From that discussion, the article shifts away to former Finance Minister Pranab Mukherjee, who opposed giving Walmart a partial share in domestic clothing stores. That naturally leads the article back to its original point on corruption – namely with Mukherjee’s role in legislating a retroactive tax on British-owned Vodafone in direct opposition to an Indian Supreme Court ruling. The article at least briefly acknowledges that what Vodafone is being pursued for is in effect international tax evasion on a massive scale even if it failed to acknowledge the Indian Supreme Court’s history of bias towards the wealthy. Still, the article fails to overtly recognize that this incident is hardly corruption, even if a worrisome challenge to the rule of law and certain democratic norms. Corruption is a specific problem, independent from upsets in governmental chains of authority or legitimacy.
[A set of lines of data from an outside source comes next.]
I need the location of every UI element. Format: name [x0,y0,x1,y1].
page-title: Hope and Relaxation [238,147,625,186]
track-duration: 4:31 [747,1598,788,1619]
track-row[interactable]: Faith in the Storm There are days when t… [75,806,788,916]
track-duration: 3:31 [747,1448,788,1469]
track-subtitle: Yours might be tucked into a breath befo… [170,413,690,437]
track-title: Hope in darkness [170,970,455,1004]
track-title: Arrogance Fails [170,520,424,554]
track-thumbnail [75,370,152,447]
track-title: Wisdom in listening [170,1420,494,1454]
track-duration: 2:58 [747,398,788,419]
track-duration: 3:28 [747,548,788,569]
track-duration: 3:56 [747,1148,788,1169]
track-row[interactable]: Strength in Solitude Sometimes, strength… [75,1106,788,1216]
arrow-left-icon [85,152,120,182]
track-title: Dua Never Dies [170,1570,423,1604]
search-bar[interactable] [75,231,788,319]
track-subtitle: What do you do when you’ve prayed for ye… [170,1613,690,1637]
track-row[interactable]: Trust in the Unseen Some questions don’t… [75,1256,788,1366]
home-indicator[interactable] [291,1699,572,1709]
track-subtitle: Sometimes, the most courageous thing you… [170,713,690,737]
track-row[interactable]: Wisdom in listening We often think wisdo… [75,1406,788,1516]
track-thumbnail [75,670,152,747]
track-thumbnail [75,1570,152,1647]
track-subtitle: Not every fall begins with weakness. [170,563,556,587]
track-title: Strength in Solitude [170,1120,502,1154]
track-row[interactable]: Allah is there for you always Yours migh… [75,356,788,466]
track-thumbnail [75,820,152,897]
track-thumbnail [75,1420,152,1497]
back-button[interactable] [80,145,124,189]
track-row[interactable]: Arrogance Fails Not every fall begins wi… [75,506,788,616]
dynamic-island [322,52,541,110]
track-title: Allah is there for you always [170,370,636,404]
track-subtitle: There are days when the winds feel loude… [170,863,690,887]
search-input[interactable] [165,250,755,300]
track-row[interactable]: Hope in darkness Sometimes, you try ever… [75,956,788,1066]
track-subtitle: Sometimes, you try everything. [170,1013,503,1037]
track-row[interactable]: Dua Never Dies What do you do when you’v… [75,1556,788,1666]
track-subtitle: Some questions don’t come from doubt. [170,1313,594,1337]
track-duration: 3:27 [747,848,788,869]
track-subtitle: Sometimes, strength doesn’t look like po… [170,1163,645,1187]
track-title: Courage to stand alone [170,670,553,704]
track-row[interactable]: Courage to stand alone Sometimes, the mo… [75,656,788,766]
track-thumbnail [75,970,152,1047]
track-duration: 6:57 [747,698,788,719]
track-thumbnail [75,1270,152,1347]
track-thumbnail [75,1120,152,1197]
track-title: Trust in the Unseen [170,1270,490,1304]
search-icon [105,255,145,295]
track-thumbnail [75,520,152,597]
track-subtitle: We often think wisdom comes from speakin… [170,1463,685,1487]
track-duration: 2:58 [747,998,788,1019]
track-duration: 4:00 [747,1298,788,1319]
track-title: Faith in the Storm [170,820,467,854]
But that’s ultimately the effect of this article – a confusion of what corruption even necessarily means. The final paragraph that describes the endemic corruption in India contains confusing passages, such as:
“As for corruption, though Singh’s personal decency remains largely above reproach, nobody can say the same for his government. On Singh’s watch a new ‘resource raj‘ has risen from the ashes of the license-permit raj, in which the government, not private business, decided everything from the location of a factory to how many widgets it could produce.”
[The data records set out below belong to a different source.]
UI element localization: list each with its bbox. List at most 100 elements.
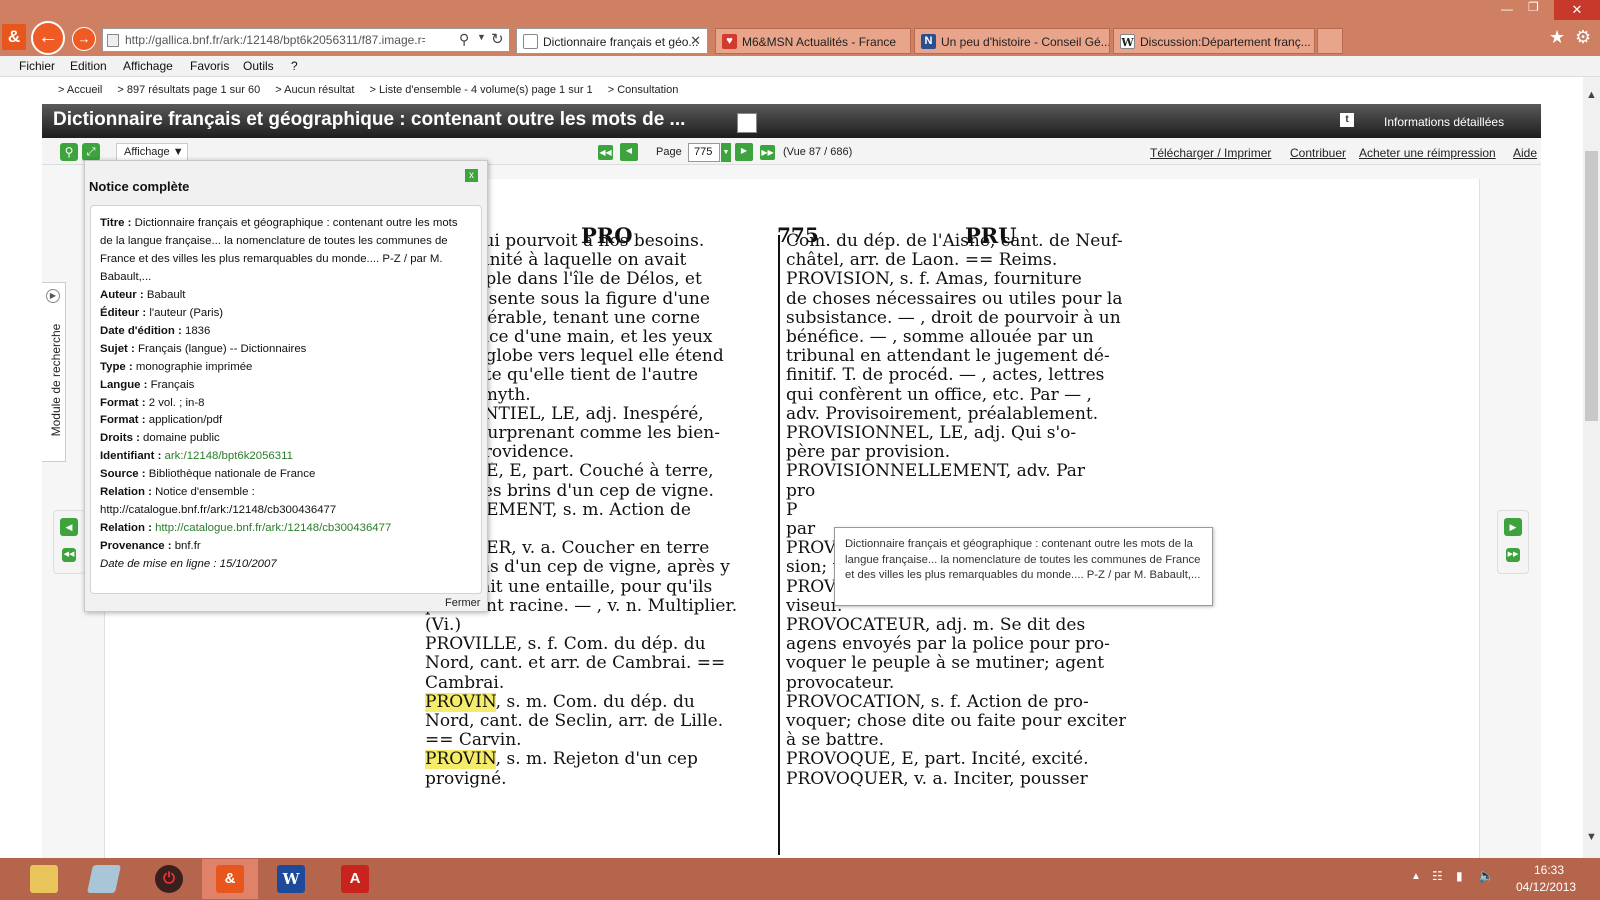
first-page-icon[interactable]: ◀◀ [598,145,613,160]
telecharger-imprimer-link[interactable]: Télécharger / Imprimer [1150,146,1271,160]
menu-help[interactable]: ? [291,59,298,73]
network-icon[interactable]: ☷ [1432,869,1443,883]
tab-wikipedia[interactable]: W Discussion:Département franç... [1113,28,1315,54]
menu-fichier[interactable]: Fichier [19,59,55,73]
scan-left-line: (Vi.) [425,616,462,636]
search-icon[interactable]: ⚲ [60,143,78,161]
chevron-down-icon[interactable]: ▼ [1586,831,1597,843]
clock-time[interactable]: 16:33 [1534,863,1564,877]
fermer-link[interactable]: Fermer [445,597,480,609]
taskbar-power[interactable]: ⏻ [141,859,197,899]
signal-icon[interactable]: ▮ [1456,869,1463,883]
clock-date[interactable]: 04/12/2013 [1516,880,1576,894]
menu-affichage[interactable]: Affichage [123,59,173,73]
menu-edition[interactable]: Edition [70,59,107,73]
tooltip: Dictionnaire français et géographique : … [834,527,1213,606]
breadcrumb-accueil[interactable]: > Accueil [58,84,102,96]
scan-right-line: PROVISIONNEL, LE, adj. Qui s'o- [786,424,1077,444]
last-page-icon[interactable]: ▶▶ [1506,548,1520,562]
chevron-down-icon[interactable]: ▼ [477,32,486,42]
document-icon[interactable] [737,113,757,133]
taskbar-explorer[interactable] [16,859,72,899]
restore-icon[interactable]: ❐ [1528,0,1539,14]
scan-right-line: PROVOQUÉ, E, part. Incité, excité. [786,750,1089,770]
scan-right-line: Com. du dép. de l'Aisne, cant. de Neuf- [786,232,1123,251]
m6msn-icon: ♥ [722,34,737,49]
taskbar-browser[interactable]: & [202,859,258,899]
acheter-reimpression-link[interactable]: Acheter une réimpression [1359,146,1496,160]
menu-favoris[interactable]: Favoris [190,59,229,73]
tab-m6msn[interactable]: ♥ M6&MSN Actualités - France [715,28,911,54]
chevron-up-icon[interactable]: ▲ [1586,89,1597,101]
tab-dictionnaire[interactable]: Dictionnaire français et géo... ✕ [516,28,708,54]
gear-icon[interactable]: ⚙ [1575,27,1591,48]
notice-identifiant: Identifiant : ark:/12148/bpt6k2056311 [100,450,293,463]
last-page-icon[interactable]: ▶▶ [760,145,775,160]
scan-right-line: adv. Provisoirement, préalablement. [786,404,1099,424]
window-close-button[interactable]: ✕ [1554,0,1600,20]
breadcrumb-consultation[interactable]: > Consultation [608,84,679,96]
address-input[interactable]: http://gallica.bnf.fr/ark:/12148/bpt6k20… [125,33,425,47]
back-button[interactable]: ← [31,21,65,55]
page-number-input[interactable]: 775 [688,143,720,162]
menu-outils[interactable]: Outils [243,59,274,73]
contribuer-link[interactable]: Contribuer [1290,146,1346,160]
first-page-icon[interactable]: ◀◀ [62,548,76,562]
search-icon[interactable]: ⚲ [459,31,473,48]
taskbar-word[interactable]: W [263,859,319,899]
breadcrumb-resultats[interactable]: > 897 résultats page 1 sur 60 [117,84,260,96]
reload-icon[interactable]: ↻ [491,30,504,48]
star-icon[interactable]: ★ [1549,27,1565,48]
scan-left-line: PROVIN, s. m. Rejeton d'un cep [425,750,698,770]
scan-right-line: père par provision. [786,443,951,463]
previous-page-icon[interactable]: ◀ [620,143,638,161]
browser-logo-icon[interactable]: & [2,24,26,50]
breadcrumb-aucun-resultat[interactable]: > Aucun résultat [275,84,354,96]
menu-bar: Fichier Edition Affichage Favoris Outils… [0,56,1600,77]
next-page-icon[interactable]: ▶ [735,143,753,161]
close-icon[interactable]: x [465,169,478,182]
chevron-up-icon[interactable]: ▲ [1411,871,1421,882]
informations-detaillees-link[interactable]: Informations détaillées [1384,115,1504,129]
minimize-icon[interactable]: — [1501,2,1513,16]
notice-complete-panel: Notice complète x Titre : Dictionnaire f… [84,160,488,612]
notice-title: Notice complète [89,179,190,194]
forward-button[interactable]: → [72,27,96,51]
tab-histoire[interactable]: N Un peu d'histoire - Conseil Gé... [914,28,1110,54]
scan-left-line: Nord, cant. de Seclin, arr. de Lille. [425,712,724,732]
relation-link[interactable]: http://catalogue.bnf.fr/ark:/12148/cb300… [155,522,391,534]
scan-right-line: châtel, arr. de Laon. == Reims. [786,251,1058,271]
aide-link[interactable]: Aide [1513,146,1537,160]
new-tab-button[interactable] [1317,28,1343,54]
power-icon: ⏻ [155,865,183,893]
notice-relation-link: Relation : http://catalogue.bnf.fr/ark:/… [100,522,392,535]
scrollbar-thumb[interactable] [1585,151,1598,421]
share-icon[interactable]: t [1340,113,1354,127]
scan-column-right: Com. du dép. de l'Aisne, cant. de Neuf-c… [786,232,1126,789]
notice-titre: Titre : Dictionnaire français et géograp… [100,217,458,283]
affichage-dropdown[interactable]: Affichage ▼ [116,143,188,161]
chevron-down-icon[interactable]: ▼ [721,143,731,162]
identifiant-link[interactable]: ark:/12148/bpt6k2056311 [165,450,293,462]
taskbar-pdf[interactable]: A [327,859,383,899]
fullscreen-icon[interactable]: ⤢ [82,143,100,161]
module-recherche-tab[interactable]: ▶ Module de recherche [42,282,66,462]
scan-left-line: provigné. [425,769,507,789]
page-scrollbar[interactable]: ▲ ▼ [1583,77,1600,858]
notepad-icon [87,865,121,893]
address-bar[interactable]: http://gallica.bnf.fr/ark:/12148/bpt6k20… [102,28,510,52]
volume-icon[interactable]: 🔈 [1478,868,1494,884]
expand-icon[interactable]: ▶ [46,289,60,303]
column-divider [778,235,780,855]
previous-page-icon[interactable]: ◀ [60,518,78,536]
browser-titlebar: & ← → http://gallica.bnf.fr/ark:/12148/b… [0,0,1600,56]
scan-right-line: pro [786,481,816,501]
close-icon[interactable]: ✕ [690,33,701,49]
taskbar-notepad[interactable] [76,859,132,899]
breadcrumb-liste-ensemble[interactable]: > Liste d'ensemble - 4 volume(s) page 1 … [370,84,593,96]
scan-right-line: qui confèrent un office, etc. Par — , [786,385,1092,405]
tab-label: Dictionnaire français et géo... [543,35,699,49]
tab-label: M6&MSN Actualités - France [742,35,897,49]
next-page-icon[interactable]: ▶ [1504,518,1522,536]
scan-right-line: PROVOCATEUR, adj. m. Se dit des [786,616,1086,636]
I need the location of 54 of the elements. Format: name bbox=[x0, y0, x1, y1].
How the state-centered development through a “resource raj” is innately corrupt is left unsaid. Woven into the description of corruption in India is a criticism of numerous political practices (most clearly regulatory state programs and the challenges to the Supreme Court’s legitimacy) that aren’t necessarily corruption, per se. Confusingly, many protests against the Supreme Court have been founded on seeing it as abetting corruption, yet this article implies that legislative efforts on those issues are in fact examples of corruption themselves. The only two examples of actual corruption in the article – the scandals surrounding NREGA and the “2G scandal” – concern the inexcusable failures of the few federal programs aimed at helping rural and poor Indians. The article then lists other efforts that are “corrupt” – subsidies to domestic industries to make former luxuries accessible to the average Indian, attempts to empower local communities with occasional control over mineral and other public resources, and efforts to address tax evasion by wealthy companies with monopolistic power over the Indian market.
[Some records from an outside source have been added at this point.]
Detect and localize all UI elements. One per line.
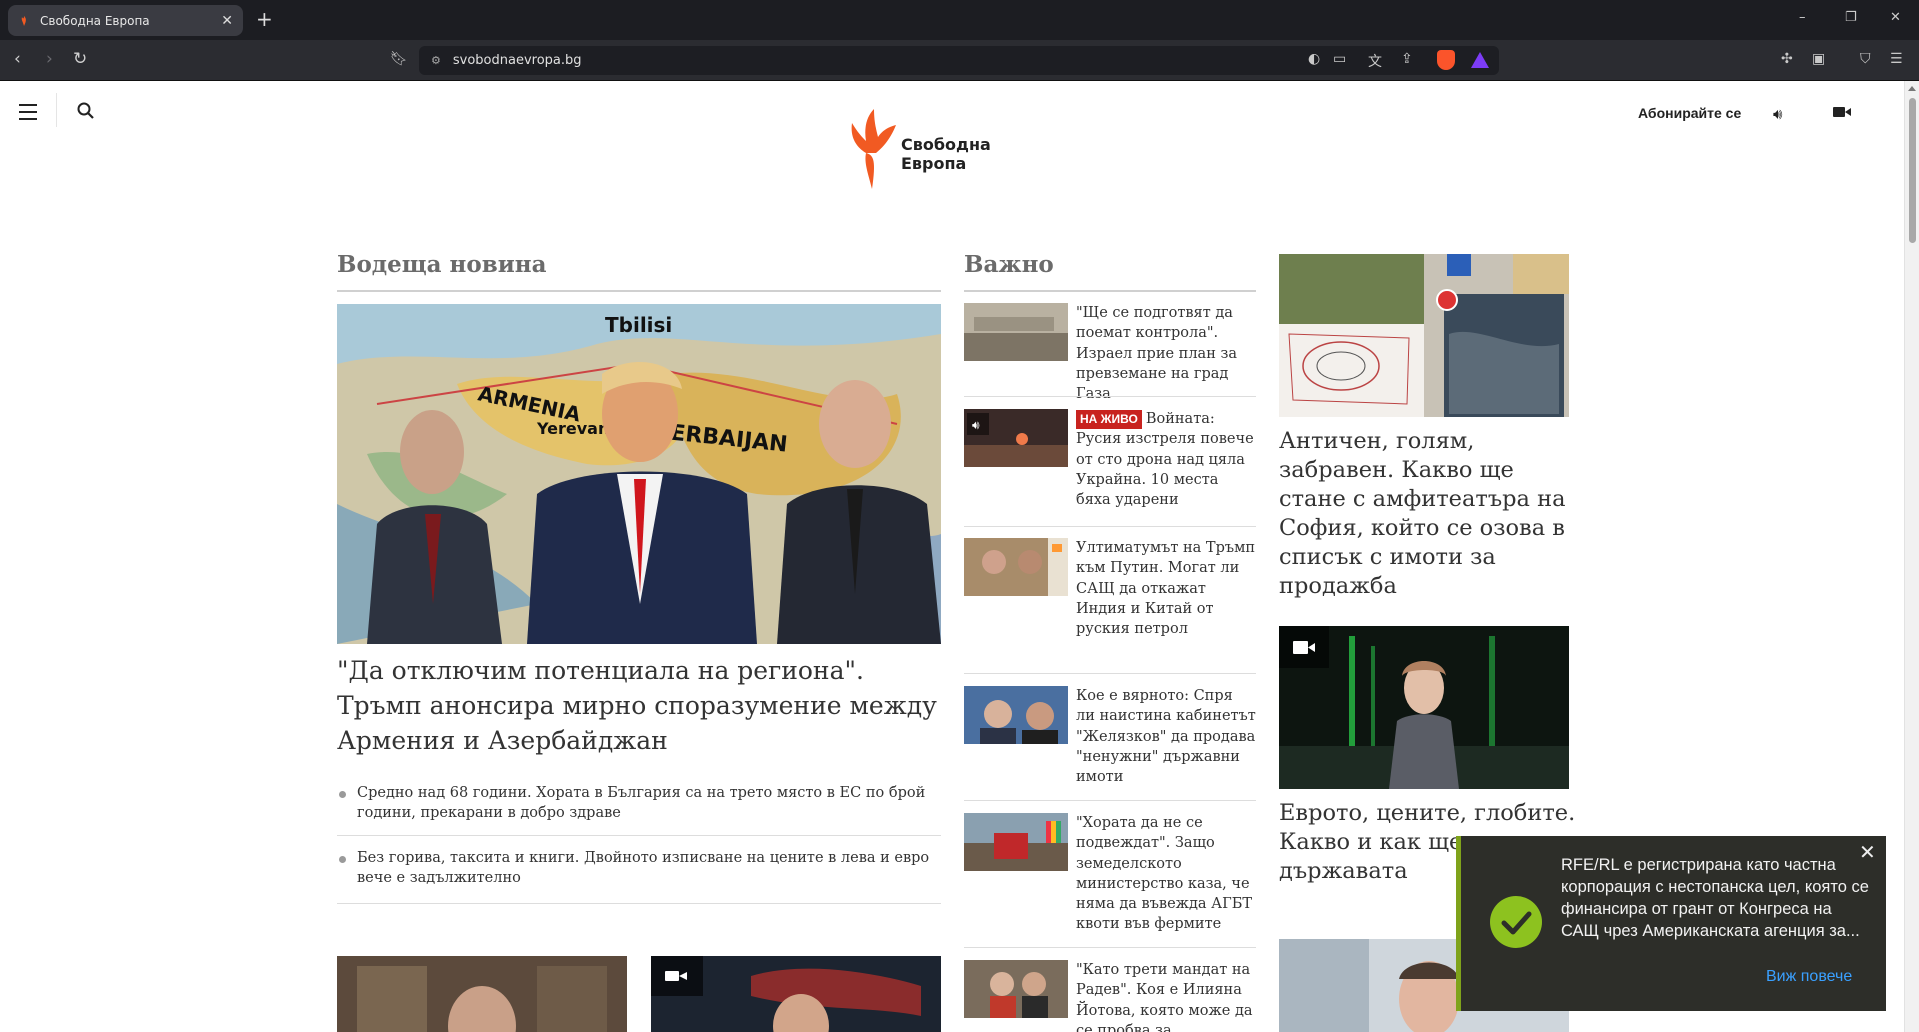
restore-button[interactable]: ❐ — [1845, 10, 1857, 25]
lead-related-link[interactable]: Средно над 68 години. Хората в България … — [337, 783, 941, 823]
funding-notice-toast: RFE/RL е регистрирана като частна корпор… — [1456, 836, 1886, 1011]
news-thumbnail — [964, 813, 1068, 871]
new-tab-button[interactable]: + — [256, 8, 273, 30]
search-icon[interactable] — [76, 101, 96, 121]
news-thumbnail: 🔊︎ — [964, 409, 1068, 467]
important-headline: "Като трети мандат на Радев". Коя е Илия… — [1076, 962, 1253, 1032]
bookmark-icon[interactable]: 🔖︎ — [390, 51, 408, 67]
divider — [337, 835, 941, 836]
site-favicon-icon — [21, 15, 26, 26]
important-headline: "Ще се подготвят да поемат контрола". Из… — [1076, 305, 1238, 403]
toast-message: RFE/RL е регистрирана като частна корпор… — [1561, 856, 1869, 940]
live-badge: НА ЖИВО — [1076, 410, 1142, 429]
divider — [964, 673, 1256, 674]
toast-close-icon[interactable]: ✕ — [1859, 840, 1876, 864]
divider — [337, 903, 941, 904]
reload-icon[interactable]: ↻ — [73, 49, 87, 69]
important-section-rule — [964, 290, 1256, 292]
news-thumbnail — [964, 960, 1068, 1018]
url-text: svobodnaevropa.bg — [452, 53, 582, 68]
extensions-icon[interactable]: ✣ — [1781, 51, 1793, 67]
browser-tab-bar: Свободна Европа ✕ + – ❐ ✕ — [0, 0, 1919, 40]
brave-shields-icon[interactable] — [1437, 50, 1455, 70]
important-headline: НА ЖИВО Войната: Русия изстреля повече от… — [1076, 410, 1254, 509]
minimize-button[interactable]: – — [1799, 10, 1806, 25]
important-headline: Ултиматумът на Тръмп към Путин. Могат ли… — [1076, 540, 1256, 638]
video-badge — [1279, 626, 1329, 668]
tab-close-icon[interactable]: ✕ — [221, 13, 233, 29]
video-camera-icon[interactable] — [1833, 106, 1851, 118]
wallet-icon[interactable]: ▣ — [1812, 51, 1825, 67]
brave-rewards-icon[interactable] — [1471, 52, 1489, 68]
important-headline: "Хората да не се подвеждат". Защо земеде… — [1076, 815, 1253, 933]
site-logo[interactable]: Свободна Европа — [848, 107, 998, 191]
translate-icon[interactable]: 文 — [1368, 51, 1382, 71]
vpn-shield-icon[interactable]: ⛉ — [1860, 51, 1871, 67]
cast-icon[interactable]: ▭ — [1333, 51, 1346, 67]
story-card-image[interactable] — [337, 956, 627, 1032]
news-thumbnail — [964, 686, 1068, 744]
map-label-yerevan: Yerevan — [536, 419, 609, 438]
scroll-up-icon[interactable] — [1908, 86, 1916, 91]
divider — [964, 526, 1256, 527]
subscribe-link[interactable]: Абонирайте се — [1638, 105, 1741, 121]
news-thumbnail — [964, 538, 1068, 596]
svg-text:🔊︎: 🔊︎ — [972, 418, 980, 432]
divider — [964, 947, 1256, 948]
window-close-button[interactable]: ✕ — [1890, 10, 1901, 25]
lead-story-headline[interactable]: "Да отключим потенциала на региона". Тръ… — [337, 653, 947, 758]
lead-related-link[interactable]: Без горива, таксита и книги. Двойното из… — [337, 848, 941, 888]
important-headline: Кое е вярното: Спря ли наистина кабинетъ… — [1076, 688, 1256, 786]
amphitheatre-story-headline[interactable]: Античен, голям, забравен. Какво ще стане… — [1279, 427, 1579, 601]
page-scrollbar[interactable] — [1904, 81, 1919, 1032]
divider — [964, 800, 1256, 801]
browser-tab[interactable]: Свободна Европа ✕ — [8, 5, 243, 36]
lead-section-rule — [337, 290, 941, 292]
scrollbar-thumb[interactable] — [1909, 98, 1916, 243]
forward-icon[interactable]: › — [46, 49, 53, 69]
divider — [964, 396, 1256, 397]
browser-toolbar: ‹ › ↻ 🔖︎ ⚙︎ svobodnaevropa.bg ◐ ▭ 文 ⇪ ✣ … — [0, 40, 1919, 81]
lead-story-image[interactable]: Tbilisi ARMENIA Yerevan AZERBAIJAN — [337, 304, 941, 644]
reader-mode-icon[interactable]: ◐ — [1308, 51, 1320, 67]
tab-title: Свободна Европа — [40, 13, 150, 28]
video-story-image[interactable] — [1279, 626, 1569, 789]
hamburger-menu-icon[interactable] — [19, 104, 37, 125]
audio-icon[interactable]: 🔊︎ — [1773, 105, 1782, 123]
torch-logo-icon — [851, 109, 896, 189]
menu-icon[interactable]: ☰ — [1890, 51, 1903, 67]
header-divider — [56, 93, 57, 127]
video-card-image[interactable] — [651, 956, 941, 1032]
checkmark-icon — [1490, 896, 1542, 948]
lead-section-title: Водеща новина — [337, 251, 547, 278]
amphitheatre-story-image[interactable] — [1279, 254, 1569, 417]
map-label-tbilisi: Tbilisi — [605, 313, 672, 337]
video-camera-icon — [1293, 640, 1315, 654]
site-settings-icon[interactable]: ⚙︎ — [431, 54, 441, 67]
news-thumbnail — [964, 303, 1068, 361]
toast-read-more-link[interactable]: Виж повече — [1766, 968, 1852, 986]
logo-text: Свободна Европа — [901, 135, 991, 173]
share-icon[interactable]: ⇪ — [1401, 51, 1413, 67]
back-icon[interactable]: ‹ — [14, 49, 21, 69]
important-section-title: Важно — [964, 251, 1054, 278]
Corruption seems to have become an elastic term that can be used to justify classist attacks on policy, while occasionally noting actual cases of bribery of or fraud by public officials. Even that Foreign Policy article itself begins to admit this in its conclusion, disparaging that Prime Minister Singh’s policies have secretly always been “solidly redistributionist” as if redistribution of wealth would be a terrible proposal in a country with a huge and growing gap between economic classes. The article likewise argues that these “statist” and “redistributionist” notions are the result of the Congress Party which (as the article laments) remains convinced “that India needs welfare programs more than it needs jobs”. In ignoring that the leading corruption scandal was a program designed to create temporary employment, what will the writers for Foreign Policy call Prime Minister Singh next? The food stamp Prime Minister?